The Revolutionary Communist Group – for an anti-imperialist movement in Britain

Ecuador: Correa wins second presidential term

Re-elected as President for a further four years on 26 April, Rafael Correa obtained 51% of the vote and a first-round victory, the first in 30 years. Following his first triumph in November 2006, Correa introduced an unprecedented economic and social programme – the Citizens’ Revolution – to start to extract the mass of the population from the miserable conditions imposed by previous pro-imperialist governments. A month after his 2006 landslide victory he said he wouldn’t ‘hesitate’ to default on the country’s debt in order to maintain government spending on the poor.

In less than two and a half years, Correa has achieved five election victories including one which approved the new constitution with 64% of the vote in September 2008. This gave the government much greater power to control key resources. Correa’s priorities are free health and public education services, and investments in social services greater than the service costs of foreign debt which amounted to 40% of the national budget in 2004-2005 under the previous government. 25% of the population consumes only 4% of GDP while the wealthiest 20% take 60% of GDP; 70% live in poverty. Unemployment and underemployment affect 50% of the people. In 2007, as Correa took power, 60% of homes had no drains, and 45% no drinking water.
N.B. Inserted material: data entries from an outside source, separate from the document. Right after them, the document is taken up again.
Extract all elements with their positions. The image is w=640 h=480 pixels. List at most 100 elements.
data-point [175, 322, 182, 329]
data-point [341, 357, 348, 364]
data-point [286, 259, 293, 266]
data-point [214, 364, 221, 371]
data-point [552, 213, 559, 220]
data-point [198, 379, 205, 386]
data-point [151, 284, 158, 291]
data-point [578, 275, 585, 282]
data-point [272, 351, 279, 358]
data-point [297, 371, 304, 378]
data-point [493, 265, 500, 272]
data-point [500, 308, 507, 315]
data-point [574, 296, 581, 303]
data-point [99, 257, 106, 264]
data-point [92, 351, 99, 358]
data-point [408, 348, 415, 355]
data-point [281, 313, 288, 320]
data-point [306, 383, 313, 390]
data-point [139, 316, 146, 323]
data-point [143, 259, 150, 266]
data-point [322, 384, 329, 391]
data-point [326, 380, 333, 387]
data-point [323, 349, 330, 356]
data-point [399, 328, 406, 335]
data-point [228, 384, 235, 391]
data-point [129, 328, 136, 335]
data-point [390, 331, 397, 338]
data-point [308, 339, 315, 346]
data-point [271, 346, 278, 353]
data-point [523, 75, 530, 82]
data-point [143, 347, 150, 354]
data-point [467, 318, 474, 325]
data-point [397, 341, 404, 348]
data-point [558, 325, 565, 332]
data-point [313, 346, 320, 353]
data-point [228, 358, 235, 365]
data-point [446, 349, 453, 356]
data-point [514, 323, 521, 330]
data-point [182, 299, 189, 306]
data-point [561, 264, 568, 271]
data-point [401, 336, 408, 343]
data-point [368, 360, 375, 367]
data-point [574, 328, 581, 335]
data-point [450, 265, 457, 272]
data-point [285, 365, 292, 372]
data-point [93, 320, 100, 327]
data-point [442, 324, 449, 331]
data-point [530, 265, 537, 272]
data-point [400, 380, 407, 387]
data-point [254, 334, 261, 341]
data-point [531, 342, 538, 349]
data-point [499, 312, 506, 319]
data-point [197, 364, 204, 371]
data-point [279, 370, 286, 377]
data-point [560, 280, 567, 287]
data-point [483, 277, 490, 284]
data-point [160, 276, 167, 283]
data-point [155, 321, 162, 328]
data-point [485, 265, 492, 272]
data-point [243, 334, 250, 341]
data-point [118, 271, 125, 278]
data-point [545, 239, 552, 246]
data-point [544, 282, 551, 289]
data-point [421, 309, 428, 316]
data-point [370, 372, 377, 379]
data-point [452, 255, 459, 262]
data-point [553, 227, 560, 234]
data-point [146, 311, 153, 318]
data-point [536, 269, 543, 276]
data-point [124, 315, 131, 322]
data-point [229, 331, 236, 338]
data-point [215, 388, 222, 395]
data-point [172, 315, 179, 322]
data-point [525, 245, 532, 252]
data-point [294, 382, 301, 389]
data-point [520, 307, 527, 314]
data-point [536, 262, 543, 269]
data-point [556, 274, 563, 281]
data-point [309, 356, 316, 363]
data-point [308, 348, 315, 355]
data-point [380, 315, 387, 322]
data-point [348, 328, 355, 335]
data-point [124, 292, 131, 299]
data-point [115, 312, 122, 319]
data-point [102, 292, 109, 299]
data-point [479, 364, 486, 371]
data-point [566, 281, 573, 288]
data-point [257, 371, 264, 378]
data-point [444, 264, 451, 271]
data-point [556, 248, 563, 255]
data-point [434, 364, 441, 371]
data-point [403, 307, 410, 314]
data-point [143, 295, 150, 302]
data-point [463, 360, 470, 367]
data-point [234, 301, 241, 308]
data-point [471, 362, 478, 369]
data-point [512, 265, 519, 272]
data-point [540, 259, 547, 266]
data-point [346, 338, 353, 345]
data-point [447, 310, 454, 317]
The challenge is to throw off the country’s dependence on the US and build a country for the mass of its people. Ecuador has been economically trapped since 2000 by the use of the US dollar as its national currency. In just two years Correa has expropriated goods wrongly seized by banks, forced transnational oil companies to change their contracts to benefit the people, suspended payment of foreign debts that were deemed illegitimate, and stripped the Central Bank of its independence. In May, Ecuador agreed to pay just 35 cents on the dollar to holders of $3.2 billion of defaulted bonds, giving creditors a second chance to sell back their securities. Correa is also forcing the US to leave its military base at Manta when its 10 year lease ends in November this year, and has set up an enquiry into allegations of US abuse of human rights in its operations in the country.

In October 2007 Ecuador increased a 50% windfall tax on oil to 99% to obtain a greater share of crude oil revenue. The government said that the French oil company Perenco, which produces 25,000 barrels per day, owed $338m in back taxes, plus interest. In May 2009, in defiance of the International Centre for the Settlement of Investment Disputes, Petroecuador auctioned 1.4 million barrels of oil seized from Perenco. The windfall tax has now been reduced to 70%.

The financial crisis of 1998-99, when GDP collapsed by 5%, sparked a mass emigration. Between then and 2007, over one million Ecuadorians sailed for Guatemala, from where they were smuggled across the Mexican border and into the US. Some headed for Europe; there are 90,000 in Britain. This from a country of 13.4 million. Such movement reflected an economic disaster; it has been compounded in recent years by the arrival of 250,000 destitute refugees fleeing Colombian state terror.

The current global economic crisis now makes Correa’s task more urgent as migrant remittances from the US and Europe fell by 27% from $759m in the first quarter of 2008 to $555m in the first quarter of 2009. Correa is now pressing ahead with his alliances within the Union of South American Nations. This May Venezuela and Ecuador signed new agreements to search for oil, and to create a system of compensation between their countries in the form of a system of trade integration. They also agreed to deepen agricultural cooperation in order to guarantee food sovereignty and security to their peoples. The two presidents discussed the creation of a Latin American Human Rights and Freedom of Expression Commission in the South American Union of Nations (UNASUR) to overcome what Chavez called the ‘manipulation by United States imperialism’ of existing institutions. Both leaders know who is obstructing progress.